14 En hun drankofferen zullen zijn de helft van een hin tot een var, en een derde deel van een hin tot een ram, en een vierendeel van een hin van wijn tot een lam; dat is het brandoffer der nieuwe maan in elke maand, naar de maanden des jaars.
15 Daartoe zal een geitenbok ten zondoffer den HEERE, boven het gedurige brandoffer, bereid worden, met zijn drankoffer.
16 En in de eerste maand, op den veertienden dag der maand, is het pascha den HEERE.
17 En op den vijftienden dag derzelve maand is het feest; zeven dagen zullen ongezuurde broden gegeten worden.
18 Op den eersten dag zal een heilige samenroeping zijn; geen dienstwerk zult gijlieden doen;
19 Maar gij zult een vuuroffer ten brandoffer den HEERE offeren: twee jonge varren, en een ram, daartoe zeven eenjarige lammeren; volkomen zullen zij u zijn.
20 En hun spijsoffer zal zijn meelbloem, met olie gemengd; drie tienden tot een var, en twee tienden tot een ram zult gij bereiden.
21 Tot elk zult gij een tiende deel bereiden tot een lam, tot die zeven lammeren toe.
22 Daarna een bok ten zondoffer, om over ulieden verzoening te doen.
23 Behalve het morgenbrandoffer, hetwelk tot een gedurig brandoffer is, zult gij deze dingen bereiden.
24 Achtervolgens deze dingen zult gij des daags, zeven dagen lang, de spijze des vuuroffers bereiden tot een liefelijken reuk den HEERE; boven dat gedurig brandoffer zal het bereid worden, met zijn drankoffer.

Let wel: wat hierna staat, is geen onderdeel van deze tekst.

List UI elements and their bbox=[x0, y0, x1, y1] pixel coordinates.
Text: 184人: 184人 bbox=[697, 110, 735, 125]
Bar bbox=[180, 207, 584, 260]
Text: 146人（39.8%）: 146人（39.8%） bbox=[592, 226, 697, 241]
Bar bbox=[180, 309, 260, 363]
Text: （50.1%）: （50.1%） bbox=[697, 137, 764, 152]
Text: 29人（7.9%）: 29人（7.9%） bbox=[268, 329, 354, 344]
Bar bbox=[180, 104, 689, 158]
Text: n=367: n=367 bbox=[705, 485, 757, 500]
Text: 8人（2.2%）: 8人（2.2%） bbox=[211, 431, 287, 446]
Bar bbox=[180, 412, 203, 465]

25 En op den zevenden dag zult gij een heilige samenroeping hebben; geen dienstwerk zult gij doen.
26 Insgelijks op den dag der eerstelingen, als gij een nieuw spijsoffer den HEERE zult offeren naar uw werken, zult gij een heilige samenroeping hebben; geen dienstwerk zult gij doen.
27 Dan zult gij den HEERE een brandoffer ten liefelijken reuk offeren: twee jonge varren, een ram, zeven eenjarige lammeren;
28 En hun spijsoffer van meelbloem, met olie gemengd: drie tienden tot een var, twee tienden tot een ram;
29 Tot elk een tiende tot een lam, tot die zeven lammeren toe;
30 Een geitenbok, om voor u verzoening te doen.
31 Behalve het gedurig brandoffer, en zijn spijsoffer, zult gij ze bereiden; zij zullen u volkomen zijn met hun drankofferen.